Saturday, March 16, 2013

Five Ways Free Online Classes Will Change College, or Not

Pedagogical Lessons Learned as Students in Mas...
Pedagogical Lessons Learned as Students in Massive Online Open Courses 2 (Photo credit: BCcampus_News)
by Jeff Selingo, LinkedIn: http://www.linkedin.com/today/post/article/20130311111525-17000124-five-ways-free-online-classes-will-change-college-or-not

Jeffrey Selingo is editor at large at The Chronicle of Higher Education and author of the forthcoming book, College (Un)Bound: The Future of Higher Education and What It Means for Students, scheduled for release on May 7. 

Sign up for updates on the book here and receive one of two free PDF workbooks, Making the College Decision or Colleges of the Future, a perfect way to get a head start on College (Un)Bound for students, parents, counselors, college leaders, and others.

Nothing moves fast in higher ed, except for MOOCs.

A year ago very few people had heard of the acronym for Massive Open Online Course.
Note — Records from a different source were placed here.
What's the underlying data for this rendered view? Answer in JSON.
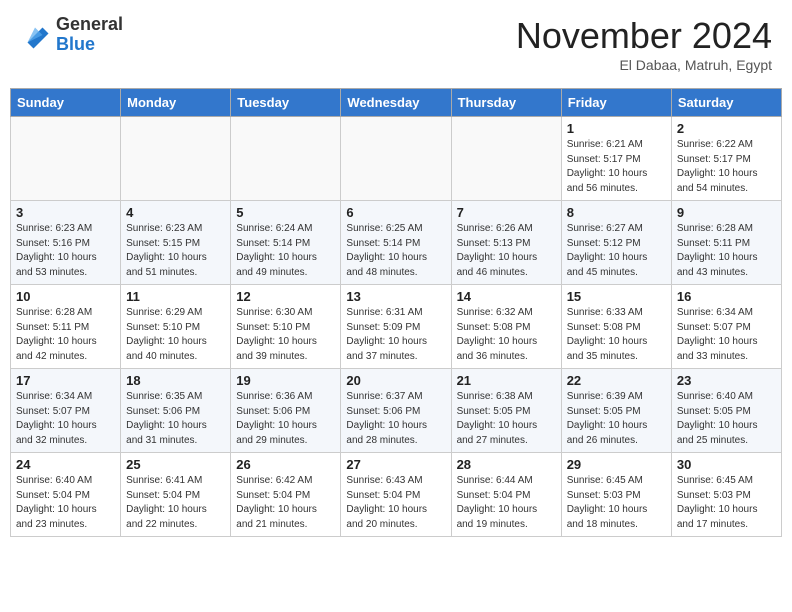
{
  "header": {
    "logo_general": "General",
    "logo_blue": "Blue",
    "month_title": "November 2024",
    "subtitle": "El Dabaa, Matruh, Egypt"
  },
  "weekdays": [
    "Sunday",
    "Monday",
    "Tuesday",
    "Wednesday",
    "Thursday",
    "Friday",
    "Saturday"
  ],
  "weeks": [
    [
      {
        "day": "",
        "info": ""
      },
      {
        "day": "",
        "info": ""
      },
      {
        "day": "",
        "info": ""
      },
      {
        "day": "",
        "info": ""
      },
      {
        "day": "",
        "info": ""
      },
      {
        "day": "1",
        "info": "Sunrise: 6:21 AM\nSunset: 5:17 PM\nDaylight: 10 hours\nand 56 minutes."
      },
      {
        "day": "2",
        "info": "Sunrise: 6:22 AM\nSunset: 5:17 PM\nDaylight: 10 hours\nand 54 minutes."
      }
    ],
    [
      {
        "day": "3",
        "info": "Sunrise: 6:23 AM\nSunset: 5:16 PM\nDaylight: 10 hours\nand 53 minutes."
      },
      {
        "day": "4",
        "info": "Sunrise: 6:23 AM\nSunset: 5:15 PM\nDaylight: 10 hours\nand 51 minutes."
      },
      {
        "day": "5",
        "info": "Sunrise: 6:24 AM\nSunset: 5:14 PM\nDaylight: 10 hours\nand 49 minutes."
      },
      {
        "day": "6",
        "info": "Sunrise: 6:25 AM\nSunset: 5:14 PM\nDaylight: 10 hours\nand 48 minutes."
      },
      {
        "day": "7",
        "info": "Sunrise: 6:26 AM\nSunset: 5:13 PM\nDaylight: 10 hours\nand 46 minutes."
      },
      {
        "day": "8",
        "info": "Sunrise: 6:27 AM\nSunset: 5:12 PM\nDaylight: 10 hours\nand 45 minutes."
      },
      {
        "day": "9",
        "info": "Sunrise: 6:28 AM\nSunset: 5:11 PM\nDaylight: 10 hours\nand 43 minutes."
      }
    ],
    [
      {
        "day": "10",
        "info": "Sunrise: 6:28 AM\nSunset: 5:11 PM\nDaylight: 10 hours\nand 42 minutes."
      },
      {
        "day": "11",
        "info": "Sunrise: 6:29 AM\nSunset: 5:10 PM\nDaylight: 10 hours\nand 40 minutes."
      },
      {
        "day": "12",
        "info": "Sunrise: 6:30 AM\nSunset: 5:10 PM\nDaylight: 10 hours\nand 39 minutes."
      },
      {
        "day": "13",
        "info": "Sunrise: 6:31 AM\nSunset: 5:09 PM\nDaylight: 10 hours\nand 37 minutes."
      },
      {
        "day": "14",
        "info": "Sunrise: 6:32 AM\nSunset: 5:08 PM\nDaylight: 10 hours\nand 36 minutes."
      },
      {
        "day": "15",
        "info": "Sunrise: 6:33 AM\nSunset: 5:08 PM\nDaylight: 10 hours\nand 35 minutes."
      },
      {
        "day": "16",
        "info": "Sunrise: 6:34 AM\nSunset: 5:07 PM\nDaylight: 10 hours\nand 33 minutes."
      }
    ],
    [
      {
        "day": "17",
        "info": "Sunrise: 6:34 AM\nSunset: 5:07 PM\nDaylight: 10 hours\nand 32 minutes."
      },
      {
        "day": "18",
        "info": "Sunrise: 6:35 AM\nSunset: 5:06 PM\nDaylight: 10 hours\nand 31 minutes."
      },
      {
        "day": "19",
        "info": "Sunrise: 6:36 AM\nSunset: 5:06 PM\nDaylight: 10 hours\nand 29 minutes."
      },
      {
        "day": "20",
        "info": "Sunrise: 6:37 AM\nSunset: 5:06 PM\nDaylight: 10 hours\nand 28 minutes."
      },
      {
        "day": "21",
        "info": "Sunrise: 6:38 AM\nSunset: 5:05 PM\nDaylight: 10 hours\nand 27 minutes."
      },
      {
        "day": "22",
        "info": "Sunrise: 6:39 AM\nSunset: 5:05 PM\nDaylight: 10 hours\nand 26 minutes."
      },
      {
        "day": "23",
        "info": "Sunrise: 6:40 AM\nSunset: 5:05 PM\nDaylight: 10 hours\nand 25 minutes."
      }
    ],
    [
      {
        "day": "24",
        "info": "Sunrise: 6:40 AM\nSunset: 5:04 PM\nDaylight: 10 hours\nand 23 minutes."
      },
      {
        "day": "25",
        "info": "Sunrise: 6:41 AM\nSunset: 5:04 PM\nDaylight: 10 hours\nand 22 minutes."
      },
      {
        "day": "26",
        "info": "Sunrise: 6:42 AM\nSunset: 5:04 PM\nDaylight: 10 hours\nand 21 minutes."
      },
      {
        "day": "27",
        "info": "Sunrise: 6:43 AM\nSunset: 5:04 PM\nDaylight: 10 hours\nand 20 minutes."
      },
      {
        "day": "28",
        "info": "Sunrise: 6:44 AM\nSunset: 5:04 PM\nDaylight: 10 hours\nand 19 minutes."
      },
      {
        "day": "29",
        "info": "Sunrise: 6:45 AM\nSunset: 5:03 PM\nDaylight: 10 hours\nand 18 minutes."
      },
      {
        "day": "30",
        "info": "Sunrise: 6:45 AM\nSunset: 5:03 PM\nDaylight: 10 hours\nand 17 minutes."
      }
    ]
  ]
}
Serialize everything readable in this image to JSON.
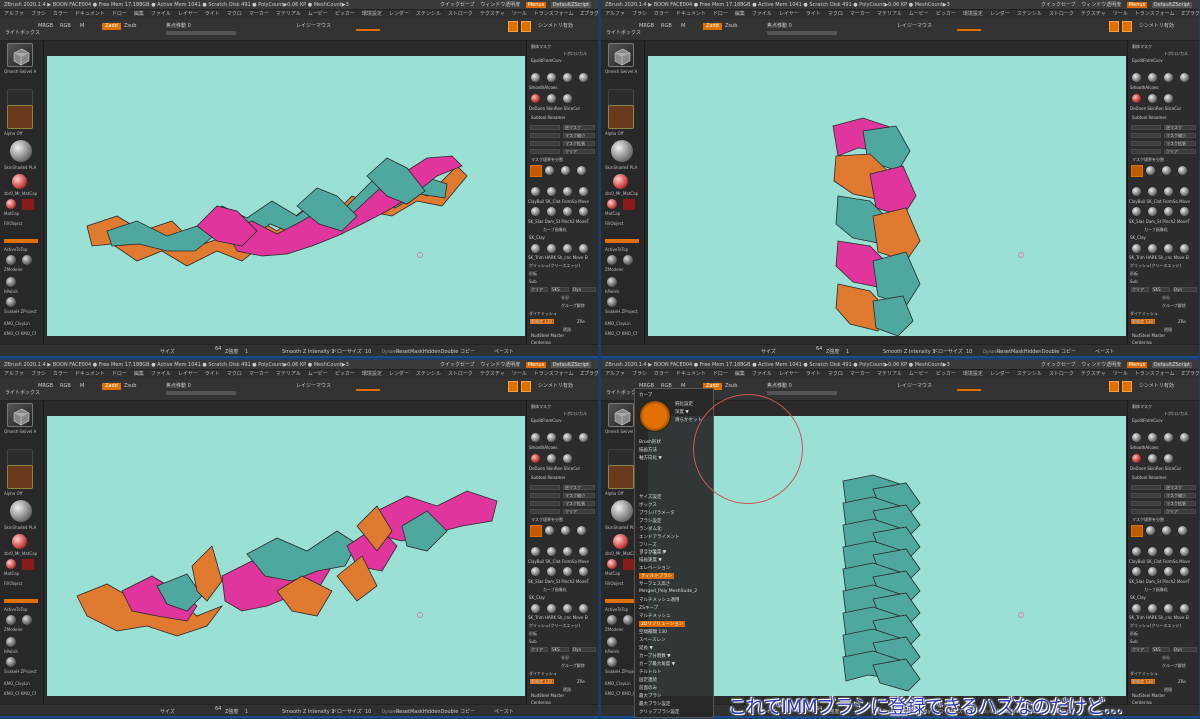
{
  "panes": [
    {
      "id": "pane1",
      "titlebar": {
        "title": "ZBrush 2020.1.4 ▶ BOON FACE004 ● Free Mem 17.188GB ● Active Mem 1041 ● Scratch Disk 491 ● PolyCount▶0.06 KP ● MeshCount▶3",
        "quicksave": "クイックセーブ",
        "transparency": "ウィンドウ透明度",
        "menus_tag": "Menus",
        "script": "DefaultZScript"
      },
      "menubar": [
        "アルファ",
        "ブラシ",
        "カラー",
        "ドキュメント",
        "ドロー",
        "編集",
        "ファイル",
        "レイヤー",
        "ライト",
        "マクロ",
        "マーカー",
        "マテリアル",
        "ムービー",
        "ピッカー",
        "環境設定",
        "レンダー",
        "ステンシル",
        "ストローク",
        "テクスチャ",
        "ツール",
        "トランスフォーム",
        "Zプラグイン",
        "Zスクリプト",
        "Zscript3",
        "Zscript2",
        "ヘルプ"
      ],
      "toolbar": {
        "lightbox": "ライトボックス",
        "mrgb": "MRGB",
        "rgb": "RGB",
        "m": "M",
        "zadd": "Zadd",
        "zsub": "Zsub",
        "focal": "焦点移動 0",
        "lazy": "レイジーマウス",
        "sym": "シンメトリ有効",
        "dynamic": "トポロジカル"
      },
      "leftpanel": {
        "tool_label": "Qmesh Swivel A",
        "alpha_label": "Alpha Off",
        "texture_label": "SkinShade4 PLA",
        "matcap_label": "zbr0_Mr_MatCap",
        "matcap2_label": "MatCap",
        "fill_label": "FillObject",
        "activate_label": "ActiveToTop",
        "brush1": "ZModeler",
        "brush2": "hPolish",
        "brush3": "SnakeH ZProject",
        "brush4": "KMO_ClayLin",
        "brush5": "KMO_Cf KMO_Cf",
        "brush6": "Anit Anit"
      },
      "rightpanel": {
        "mask_title": "胴体マスク",
        "topo": "トポロジカル",
        "geom": "EpolitFromCurv",
        "smooth": "SmoothAlcoes",
        "select": "SelectRe SelectLa",
        "dedue": "DeDuen SkinRen SliceCur",
        "subtool": "Subtool Renamer",
        "rev": "逆マスク",
        "mask_shrink": "マスク縮小",
        "mask_blur": "マスク拡張",
        "clear": "クリア",
        "mask_pt": "マスク境界を分割",
        "clay1": "ClayBuil SK_Clot FormSo Move",
        "clay2": "SK_Slas Dam_St Pinch2 MoveT",
        "curve": "カーブ画像化",
        "sk_clay": "SK_Clay",
        "trim": "SK_Trim HARK Sh_cnc Move El",
        "poly": "ポリッシュ(クリースエッジ)",
        "poly2": "形板",
        "sub": "Sub",
        "clear2": "クリア",
        "s": "SKS",
        "d": "Dyn",
        "half": "半分",
        "group": "グループ解除",
        "dynamic_mesh": "ダイナミッシュ",
        "res": "解像度 128",
        "slider": "ZRe",
        "proj": "透過",
        "cent": "Centering",
        "nudge": "NudSteel Master"
      },
      "bottombar": {
        "size": "サイズ",
        "size_val": "64",
        "strength": "Z強度",
        "strength_val": "1",
        "smooth": "Smooth Z Intensity 1",
        "draw": "ドローサイズ",
        "draw_val": "10",
        "dynamic_tag": "Dynamic",
        "reset": "ResetMaskHiddenDouble",
        "copy": "コピー",
        "paste": "ペースト"
      }
    },
    {
      "id": "pane2"
    },
    {
      "id": "pane3"
    },
    {
      "id": "pane4"
    }
  ],
  "menu_popup": {
    "top": {
      "header": "カーブ",
      "items": [
        "鈍化設定",
        "深度 ▼",
        "滑らかセット"
      ]
    },
    "mid": {
      "items": [
        "Brush形状",
        "描画方法",
        "軸方向化 ▼"
      ]
    },
    "list": [
      "サイズ設定",
      "ボックス",
      "ブラシパラメータ",
      "ブラシ設定",
      "ランダム化",
      "エンドアライメント",
      "フリーズ",
      "ラップモード"
    ],
    "lower": [
      "ブラシ設定 ▼",
      "描画速度 ▼",
      "エレベーション",
      "ティルトブラシ",
      "サーフェス高さ",
      "Merged_Poly MeshSuite_2",
      "マルチメッシュ適用",
      "ZSキープ",
      "マルチメッシュ",
      "2Dリゾリューション",
      "空間補間 130",
      "スペースレン",
      "延長 ▼",
      "カーブ分割数 ▼",
      "カーブ最大角度 ▼",
      "チルトルト",
      "固定連続",
      "前面のみ",
      "最大ブラシ",
      "最大ブラシ設定",
      "クリップブラシ設定"
    ]
  },
  "caption": "これでIMMブラシに登録できるハズなのだけど…"
}
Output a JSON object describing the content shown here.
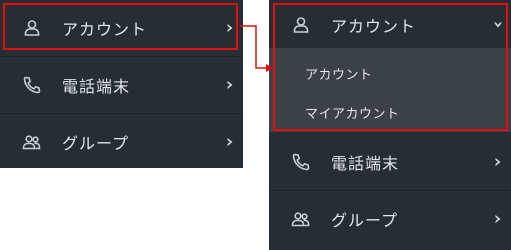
{
  "left_menu": {
    "items": [
      {
        "label": "アカウント",
        "icon": "user-icon"
      },
      {
        "label": "電話端末",
        "icon": "phone-icon"
      },
      {
        "label": "グループ",
        "icon": "group-icon"
      }
    ]
  },
  "right_menu": {
    "items": [
      {
        "label": "アカウント",
        "icon": "user-icon",
        "expanded": true,
        "submenu": [
          {
            "label": "アカウント"
          },
          {
            "label": "マイアカウント"
          }
        ]
      },
      {
        "label": "電話端末",
        "icon": "phone-icon"
      },
      {
        "label": "グループ",
        "icon": "group-icon"
      }
    ]
  },
  "colors": {
    "panel_bg": "#262d33",
    "submenu_bg": "#3b4147",
    "highlight": "#e01010",
    "text": "#e4e7ea"
  }
}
Now stories about the courses attracting tens of thousands of people for free are almost a weekly occurrence in The New York Times.

Times columnist Tom Friedman writes about MOOCs so often, they've become his next World is Flat. One of the largest MOOC providers, Coursera, is barely a year old and already has 2.5 million students, 215 courses, and 33 college and university partners.

Because MOOCs are attracting so much attention and hype, they are often conflated as being the silver-bullet solution to all that ails higher education. They’re not. But that doesn’t mean they’ll be yesterday’s news by this time next year.

Just like online shopping didn’t put brick-and-mortar stores out of business, online education can co-exist along traditional residential campuses. Shoppers need and like both forms of purchasing and college students like both forms of course delivery when they offer flexibility.

Here are five ways MOOCs will and will not change higher ed in the coming years:


Admissions


Colleges search far and wide to find the perfect class each year, and for some, just to fill their freshmen class. Just like dating and marriage, sometimes those matches work out, sometimes they don’t.

One-third of students now transfer colleges once before earning a degree. Another 400,000 drop out of college each year. If applicants take a MOOC or two from one of the colleges they are considering, it allows the institution to better assess the readiness of potential students.

What MOOCs won’t do: Some MOOC evangelists picture the courses outright replacing the admissions process (the SATs, the essays, the applications, etc). For now, MOOCs won’t be more than just one piece of the puzzle in admissions.


Remediation


Four in ten freshmen arrive on campuses unprepared for college-level work and must enroll in remedial reading, writing, or math courses. Some 75 percent of colleges offer at least one remedial course, which is nothing more than a high-school class.

MOOCs can reduce those numbers if some students could take MOOCs to brush up on what they don’t know well enough before they get to college, for free and with little risk.

What MOOCs won’t do: Students who aren’t ready for college-level math and reading unlikely have the discipline to keep up with a free online course. So MOOCs won't work in isolation for that portion of remedial students who need to relearn entire subjects.


Hybrid Courses


Hybrid courses (combination of face-to-face and online) have the potential to transform how students learn, how quickly they finish a course, and as a result, lower the cost of going to college. Early research shows that hybrid courses are just as engaging for students.

MOOCs can provide the online content for a hybrid course, reducing the cost to colleges and time of professors to replicate the creation of course content across every single campus.

What MOOCs won’t do: Provide content for every single professor who wants to create a hybrid course. MOOCs are likely to provide the best content for introductory courses, at least at first.


Alternative Provider


Rather than enroll in that pricey professional certificate program at the college down the street, you’ll take a few MOOCs and pay for a verified certificate at the end of each course for a few hundred bucks.

Eventually, MOOCs will put bundle together a few courses into a curriculum that will lead to a certificate equal to what colleges are now charging thousands of dollars for.

What MOOCs won’t do: Replace the bachelor’s degree. A degree is more than simply a collection of 120 credits. A structured undergraduate curriculum from an institution still matters, at least until someone else figures out how to copy that for a much lower price.


Replacement for Advanced Placement


Last fall, Dartmouth College became the latest school to stop offering college credit for AP courses. Because MOOCs are essentially an outgrowth of college courses, schools could start granting credit for MOOCs over AP.

What MOOCs won’t do: Colleges are still concerned with students coming to campus with too many credits earned elsewhere. Some, like Dartmouth, want to be sure students get the full campus experience, others want to protect their bottom line and be sure they get tuition dollars for as many courses as they can.